Meredith Shiels Awarded Scientific Tenure by the NIH
, by DCEG Staff
In July 2021, Meredith Shiels, Ph.D., M.H.S., was awarded scientific tenure by the NIH and promoted to senior investigator in the Infections and Immunoepidemiology Branch (IIB). Her research program utilizes a combination of innovative descriptive epidemiologic approaches to confront high-impact public health questions. Dr. Shiels focuses her research on three broad areas: 1) estimating the impact of risk factors on changing cancer rates; 2) quantifying cancer risk and burden in people living with HIV (PLWH); and 3) providing insights into emerging public health crises, including the opioid epidemic and the COVID-19 pandemic, based on careful investigation of national surveillance data.
Since 2016, Dr. Shiels has been the co-principal investigator of the HIV/AIDS Cancer Match Study. Her work has highlighted important changes in cancer rates and burden among PLWH due to a combination of increased utilization of effective antiretroviral therapy and the aging of this population. She demonstrated a shift from predominantly AIDS-defining cancers (i.e., Kaposi sarcoma, non-Hodgkin lymphoma, cervical cancer) to predominantly non-AIDS-defining cancers in the modern era and projected that prostate and lung cancer will be the most common malignancies among PLWH by 2030. Her findings have influenced clinical management and led to innovative thinking about cancer prevention and screening in PLWH.
In parallel, Dr. Shiels’s descriptive epidemiology research characterizes the extent to which changes in important risk factors (e.g., obesity, tobacco use) are driving observed trends in cancer incidence rates. Her work in this area began with her studies evaluating the contribution of the HIV epidemic to U.S. general population cancer rates. More recently, she demonstrated a strong contribution of increases in the prevalence of overweight/obesity in helping to explain rising rates of thyroid cancer in the U.S.

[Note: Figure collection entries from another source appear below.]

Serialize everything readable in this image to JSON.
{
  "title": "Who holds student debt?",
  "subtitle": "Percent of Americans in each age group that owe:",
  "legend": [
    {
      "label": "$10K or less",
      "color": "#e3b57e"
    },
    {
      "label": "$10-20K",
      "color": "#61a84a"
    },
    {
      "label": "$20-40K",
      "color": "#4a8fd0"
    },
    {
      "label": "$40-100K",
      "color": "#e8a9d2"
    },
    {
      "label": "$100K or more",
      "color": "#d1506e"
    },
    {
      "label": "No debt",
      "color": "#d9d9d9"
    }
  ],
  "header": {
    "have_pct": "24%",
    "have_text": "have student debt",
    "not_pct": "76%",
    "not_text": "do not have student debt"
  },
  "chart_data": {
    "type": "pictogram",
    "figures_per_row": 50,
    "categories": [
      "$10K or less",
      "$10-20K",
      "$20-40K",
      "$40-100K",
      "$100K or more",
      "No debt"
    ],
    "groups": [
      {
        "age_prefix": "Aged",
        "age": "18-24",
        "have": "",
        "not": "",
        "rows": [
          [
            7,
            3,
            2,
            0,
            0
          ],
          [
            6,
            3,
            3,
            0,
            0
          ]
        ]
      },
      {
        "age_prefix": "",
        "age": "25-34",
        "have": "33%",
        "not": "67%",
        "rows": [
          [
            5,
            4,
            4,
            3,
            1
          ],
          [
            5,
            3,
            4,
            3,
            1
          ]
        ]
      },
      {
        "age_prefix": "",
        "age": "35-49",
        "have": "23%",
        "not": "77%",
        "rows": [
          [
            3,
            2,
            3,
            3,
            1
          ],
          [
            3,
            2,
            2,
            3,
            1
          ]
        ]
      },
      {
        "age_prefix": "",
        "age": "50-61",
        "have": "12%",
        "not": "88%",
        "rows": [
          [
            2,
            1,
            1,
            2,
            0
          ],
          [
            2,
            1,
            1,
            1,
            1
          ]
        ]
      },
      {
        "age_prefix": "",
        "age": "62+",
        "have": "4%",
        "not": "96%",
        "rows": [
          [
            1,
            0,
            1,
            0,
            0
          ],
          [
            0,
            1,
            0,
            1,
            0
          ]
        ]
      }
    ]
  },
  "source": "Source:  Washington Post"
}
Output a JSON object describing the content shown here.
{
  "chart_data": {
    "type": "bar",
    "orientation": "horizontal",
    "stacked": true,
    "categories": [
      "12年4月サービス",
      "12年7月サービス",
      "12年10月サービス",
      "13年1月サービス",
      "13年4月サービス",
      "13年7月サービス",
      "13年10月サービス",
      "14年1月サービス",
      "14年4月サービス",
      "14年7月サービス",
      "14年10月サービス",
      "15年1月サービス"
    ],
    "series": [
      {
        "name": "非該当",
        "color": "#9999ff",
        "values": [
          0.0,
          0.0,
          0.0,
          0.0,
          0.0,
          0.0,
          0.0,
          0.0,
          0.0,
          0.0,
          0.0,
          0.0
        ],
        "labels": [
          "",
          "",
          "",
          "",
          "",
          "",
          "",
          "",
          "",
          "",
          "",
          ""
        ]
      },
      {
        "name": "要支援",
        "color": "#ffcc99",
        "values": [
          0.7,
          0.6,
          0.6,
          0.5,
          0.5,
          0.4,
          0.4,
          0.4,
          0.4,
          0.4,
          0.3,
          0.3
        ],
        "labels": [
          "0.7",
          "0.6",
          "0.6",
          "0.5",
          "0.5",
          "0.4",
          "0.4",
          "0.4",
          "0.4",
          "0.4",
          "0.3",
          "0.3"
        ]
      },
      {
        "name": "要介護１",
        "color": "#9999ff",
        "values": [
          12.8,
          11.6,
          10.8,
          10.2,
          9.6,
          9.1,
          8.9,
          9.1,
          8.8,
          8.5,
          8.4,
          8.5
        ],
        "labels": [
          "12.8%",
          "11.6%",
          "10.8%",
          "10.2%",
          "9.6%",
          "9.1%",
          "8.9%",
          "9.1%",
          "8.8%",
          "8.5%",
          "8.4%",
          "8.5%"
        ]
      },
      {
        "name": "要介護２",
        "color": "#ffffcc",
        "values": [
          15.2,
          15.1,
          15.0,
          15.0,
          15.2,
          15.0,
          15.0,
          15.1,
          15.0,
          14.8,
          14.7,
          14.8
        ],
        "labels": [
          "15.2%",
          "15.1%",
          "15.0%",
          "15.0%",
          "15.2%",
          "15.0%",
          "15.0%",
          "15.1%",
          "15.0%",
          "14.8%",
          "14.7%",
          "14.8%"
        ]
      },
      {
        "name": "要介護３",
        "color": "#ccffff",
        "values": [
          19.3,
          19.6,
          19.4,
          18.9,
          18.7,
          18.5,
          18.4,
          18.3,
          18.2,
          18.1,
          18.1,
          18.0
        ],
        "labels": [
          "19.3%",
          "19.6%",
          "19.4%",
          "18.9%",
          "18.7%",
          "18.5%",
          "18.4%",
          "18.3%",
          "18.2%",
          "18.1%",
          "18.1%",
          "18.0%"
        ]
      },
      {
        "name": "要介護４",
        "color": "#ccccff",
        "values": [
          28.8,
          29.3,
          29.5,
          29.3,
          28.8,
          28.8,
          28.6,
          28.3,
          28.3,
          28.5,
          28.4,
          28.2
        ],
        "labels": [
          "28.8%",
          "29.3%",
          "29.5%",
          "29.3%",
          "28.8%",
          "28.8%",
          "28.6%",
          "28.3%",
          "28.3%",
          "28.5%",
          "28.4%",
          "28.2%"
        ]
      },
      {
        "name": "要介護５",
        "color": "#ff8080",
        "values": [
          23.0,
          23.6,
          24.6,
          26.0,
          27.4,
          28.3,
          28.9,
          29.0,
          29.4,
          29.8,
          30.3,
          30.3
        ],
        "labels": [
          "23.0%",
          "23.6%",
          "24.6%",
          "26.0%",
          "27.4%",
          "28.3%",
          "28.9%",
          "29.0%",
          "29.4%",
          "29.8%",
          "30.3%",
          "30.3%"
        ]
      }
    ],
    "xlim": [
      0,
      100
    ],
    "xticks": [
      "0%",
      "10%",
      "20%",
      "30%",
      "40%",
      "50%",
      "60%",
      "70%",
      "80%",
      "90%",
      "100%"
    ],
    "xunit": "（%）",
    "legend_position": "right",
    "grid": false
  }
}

Dr. Shiels also uses her expertise to address rapidly emerging public health crises, including the dramatic and disturbing increase in premature mortality (deaths among 25-64-year-olds) in recent years in the U.S. Some of this work has focused on the evolving drug overdose epidemic, which Dr. Shiels demonstrated is a main contributor among some groups. In addition, she uncovered trends for other causes of death that warrant additional study and public health intervention.
Most recently, Dr. Shiels has applied these methods to better understand the excess mortality in the U.S. related to the COVID-19 pandemic. She revealed that some of the apparent excess was explained by population shifts in the number of Americans 65+, although COVID-19 still contributed substantially. While Dr. Shiels and colleagues continue to examine the mortality patterns caused by the pandemic, she is also exploring the effect of COVID-19 among cancer patients. She is the principal investigator of the COVID and Cancer Linkage Study (COVCan), a data linkage of COVID-19 surveillance systems and cancer registries in multiple U.S. regions. COVCan seeks to uncover the risk of severe COVID-19 among cancer patients and survivors.